食性と生態
出典: フリー百科事典『ウィキペディア(Wikipedia)』 (2022/05/18 06:33 UTC 版)
バラウルの行動については理解が進んでいない。頭骨要素を欠いているため、歯の形態からバラウルが動物食性だったか植物食性だったかを決定することは不可能である。原記載ではヴェロキラプトルに近縁とされたため動物食性動物と推定された。より大型の獣脚類の化石がルーマニアから発見されていないため、島という制限された生態系においてバラウルは頂点捕食者だったと Csiki は2010年に推測した。彼はまた、バラウルが後肢の2つのシックルクローを獲物を切り裂くのに用い、前肢の退化はそれらが狩りに用いられなかったことを示唆していると信じた。当初の発見者の1人はバラウルをヴェロキラプトルと比較して「短距離走者というよりはおそらくむしろキックボクサー」と評し、自身よりも大型の獲物を仕留めることが可能だったと提案した。しかしながらデンヴァー・ホウラーらによる後の研究では、バラウルのような原鳥類の足の解剖学的特徴により、彼らが巨大な鉤爪を獲物の保持と地面への固定に用い、原始的な翼で羽ばたき運動を行って獲物の上でバランスを取ったと示唆されている。獲物が疲弊するとバラウルは現代の猛禽類が行うように獲物を生かしたまま捕食した可能性がある。鉤爪の形状から、斬撃に用いるには有効でなかったとみられている。 なお2015年にドロマエオサウルス科のシックルクロウ(鎌状の鉤爪)の断面が詳しく研究され、それによるとシックルクロウは薄い刃物のような構造をしていたため、相手を強烈に切り裂いて十分な致命傷を与えられたとされている。

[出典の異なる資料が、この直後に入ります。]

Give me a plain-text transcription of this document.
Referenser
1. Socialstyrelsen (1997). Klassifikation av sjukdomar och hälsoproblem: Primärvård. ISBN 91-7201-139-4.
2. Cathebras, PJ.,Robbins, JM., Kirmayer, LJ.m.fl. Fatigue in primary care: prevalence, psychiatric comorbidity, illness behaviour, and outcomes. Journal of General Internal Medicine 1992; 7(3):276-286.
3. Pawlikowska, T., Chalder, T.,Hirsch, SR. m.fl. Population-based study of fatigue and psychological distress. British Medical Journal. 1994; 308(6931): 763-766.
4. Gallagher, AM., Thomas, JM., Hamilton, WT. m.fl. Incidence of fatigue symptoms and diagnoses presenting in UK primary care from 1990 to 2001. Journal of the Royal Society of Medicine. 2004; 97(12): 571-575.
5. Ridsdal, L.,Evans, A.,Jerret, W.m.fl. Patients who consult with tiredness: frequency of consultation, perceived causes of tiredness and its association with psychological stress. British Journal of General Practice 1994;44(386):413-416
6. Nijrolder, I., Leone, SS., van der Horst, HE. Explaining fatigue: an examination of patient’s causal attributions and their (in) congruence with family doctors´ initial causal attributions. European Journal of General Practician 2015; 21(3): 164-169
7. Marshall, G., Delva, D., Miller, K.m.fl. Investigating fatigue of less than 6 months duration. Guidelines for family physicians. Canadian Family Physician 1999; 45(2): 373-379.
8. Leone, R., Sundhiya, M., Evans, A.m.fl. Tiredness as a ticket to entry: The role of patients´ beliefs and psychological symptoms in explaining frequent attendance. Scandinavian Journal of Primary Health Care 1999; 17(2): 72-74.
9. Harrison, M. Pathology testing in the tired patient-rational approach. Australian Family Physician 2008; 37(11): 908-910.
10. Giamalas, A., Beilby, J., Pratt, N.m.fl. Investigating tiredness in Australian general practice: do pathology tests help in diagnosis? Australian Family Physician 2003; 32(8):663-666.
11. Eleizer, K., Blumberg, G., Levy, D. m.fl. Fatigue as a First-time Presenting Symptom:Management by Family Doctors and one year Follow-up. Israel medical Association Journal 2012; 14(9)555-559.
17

加えて本種との関連が疑われたヴェロキラプトルは、自身の数倍はある体重のプロトケラトプスと刺し違えたまま化石になった“闘争化石”が発見されており(詳細はヴェロキラプトルを参照)、それよりも頑強とされるバラウルが捕食者であれば、その攻撃力は計り知れない。 バラウルの癒合した非常に短い中足骨と巨大な第1指の鉤爪は本当のドロマエオサウルス科の基準から見ても奇妙であり、後の研究とともにバラウルが捕食動物であったことを強固に裏付けている。第3指の縮小は動物食性が弱いことを示す可能性があり、太い第1指は武器というよりも自重の支持への適応と解釈された。 イタリアの古生物学者アンドレア・カウは、バラウルが大半の非鳥類型獣脚類のような動物食性ではなく植物食性または雑食性であることにバラウルの異様な特徴が由来すると推測した。これらの特徴には比較的短く太い四肢や後退角のついた広い恥骨が含まれ、ゆっくりと植物を消化する腸の存在を示唆している。カウはこの食性を「ドードーラプトル」モデルとして言及した。しかし、フォウラーらによりなされた研究の視点から見ると、バラウルの解剖学的特徴はバラウルが捕食動物であるという仮説に近い可能性があるとカウは述べた。こういった前肢の退縮は優れた肉食動物のティラノサウルス類やカルカロドントサウルス類でも広く見られる事である。 2015年にカウらはバラウルの系統学的位置の再検討において生態学を再考し、バラウルが鳥類であればサペオルニスやジェホロルニスといった植物食性であると知られている分類群に統括されるであろうと主張した。これは非超肉食性の生態が極度に倹約的な結論であることを示唆し、植物食性へ特化していたというカウの当初の解釈を支持している。これは第3指の縮小、第2中足骨の下部関節の欠如、適度に湾曲した第2指の鉤爪によっても示唆されている。バラウルの骨盤と足は広く、第1指のつま先が大きく、中足骨の遠位端が広かった。このような特徴は、他の獣脚類では植物食性であるテリジノサウルス科でしか確認されていない。しかし、2020年にはバラウルを含む多数の小型獣脚類の後脚の第三末節骨(爪先の骨)が研究され、その結果バラウルの爪は地面の走行や、獲物への攻撃に使っていた可能性が他のアヴィアラエ類よりも高かったことが示唆された。さらにアヴィアラエ類の代表格ともされるアーケオプテリクスは、その鋭い歯や爪を使って小動物を主食としていたと推測されている。 だがバラウルと断定できる頭部が発見されるまで、こういった混乱や議論は続くだろう。一応ハツェグ島(現ルーマニア)からは、ドロマエオサウルス類や小型獣脚類と思しき遊離歯(抜け落ちた歯)が見つかっている。そして同論文からは、ハツェグ島より断片的ながらアベリサウルス類の可能性がある化石も見つかっているとされ、それが正しければアベリサウルス類も頂点捕食者だった可能性がある。